Hier Metheny enregistrait avec son idole d’enfance (Ornette Coleman sur SONG X) désormais c’est à Brad Mehldau d’accomplir son rêve. Et logiquement dans ce rêve accompli où les deux hmmes ont apporté leurs compositions, il aurait dû émerger un album exceptionnel.

 

 

Et pourtant quelque chose nous incite à la retenue. En effet chacun des partenaires semble chercher une sorte de terrain d’entente minimum sans oser se livrer vraiment. Il faut attendre les trois premiers morceaux, où l’endormissement guette, pour qu’il se passe enfin quelque chose. Que la pâte veuille bien prendre. Car pour l’essentiel c’est plutôt un service minimum sans aucune prise de risque où l’on peine à retrouver chez l’un comme chez l’autre l’empreinte de leur style propre. Pour qu’il en fût autrement il aurait fallu aux deux hommes une terre commune à explorer. Comparaison n‘est certes pas raison mais l’on a tous encore en tête un autre duo publié l’an dernier par Cam Jazz entre Jim Hall et Enrico Pierannunzi qui partageait tous les deux un amour commun pour Bill Evans et qui se montraient capables chacun de dialoguer tout en explorant à tour de rôle des univers caché dans la musique inspirée par le pianiste. Ici on en et loin. Le dialogue est réduit à sa plus simple expression chacun jouant sa partie à tour de rôle, certainement avec brio mais sans plus.
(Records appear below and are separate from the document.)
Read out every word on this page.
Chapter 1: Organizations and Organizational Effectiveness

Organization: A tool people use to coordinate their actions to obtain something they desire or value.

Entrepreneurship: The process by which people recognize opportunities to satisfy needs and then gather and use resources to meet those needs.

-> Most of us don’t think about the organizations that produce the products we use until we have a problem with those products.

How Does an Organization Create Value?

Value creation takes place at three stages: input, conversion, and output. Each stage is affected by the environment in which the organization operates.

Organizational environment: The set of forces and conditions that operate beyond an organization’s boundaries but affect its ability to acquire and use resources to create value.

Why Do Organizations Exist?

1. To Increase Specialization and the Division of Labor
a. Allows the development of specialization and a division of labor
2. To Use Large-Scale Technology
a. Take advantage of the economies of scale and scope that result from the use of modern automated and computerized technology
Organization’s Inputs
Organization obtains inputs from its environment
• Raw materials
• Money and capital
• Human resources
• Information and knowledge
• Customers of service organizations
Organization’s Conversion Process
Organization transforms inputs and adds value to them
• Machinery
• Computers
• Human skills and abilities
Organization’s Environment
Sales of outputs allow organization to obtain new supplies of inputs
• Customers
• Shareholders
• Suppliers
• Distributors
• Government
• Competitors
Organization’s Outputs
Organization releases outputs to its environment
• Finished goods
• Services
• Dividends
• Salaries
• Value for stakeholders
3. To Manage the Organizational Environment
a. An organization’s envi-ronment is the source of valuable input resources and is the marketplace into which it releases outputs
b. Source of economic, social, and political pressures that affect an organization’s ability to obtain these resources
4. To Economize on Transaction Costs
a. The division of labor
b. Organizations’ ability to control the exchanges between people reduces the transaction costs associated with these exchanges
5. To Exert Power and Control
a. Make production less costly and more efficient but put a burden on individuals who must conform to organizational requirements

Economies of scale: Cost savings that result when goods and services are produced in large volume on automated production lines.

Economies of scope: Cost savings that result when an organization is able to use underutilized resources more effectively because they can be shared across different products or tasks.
Et l’on est agréablement surpris lorsque la rythmique de Mehldau intervient sur deux titres, apportant alors un réel soutien à cette élégante musique qui vraiment ne dérangera personne.

 

 

Mais ne boudons pas notre plaisir. Il y a quelques beaux moments comme ce Bachelors III composé par Metheny ou ce Ring of Life dans lequel Metheny livre un chorus stupéfiant. Et puis, et puis il y a en toute fin d’album un morceau admirable. «  Make peace » commence mal et l’on pourrait craindre le pire mais les deux hommes parviennent à hisser ce morceau à un véritable chef d’œuvre pour conclure de façon magistrale dans un moment poignant cette session en demi teinte. Musique intime et raffinée, au moelleux lénifiant cet album est à savourer par un après midi d’automne glacial et pluvieux à l’heure du thé.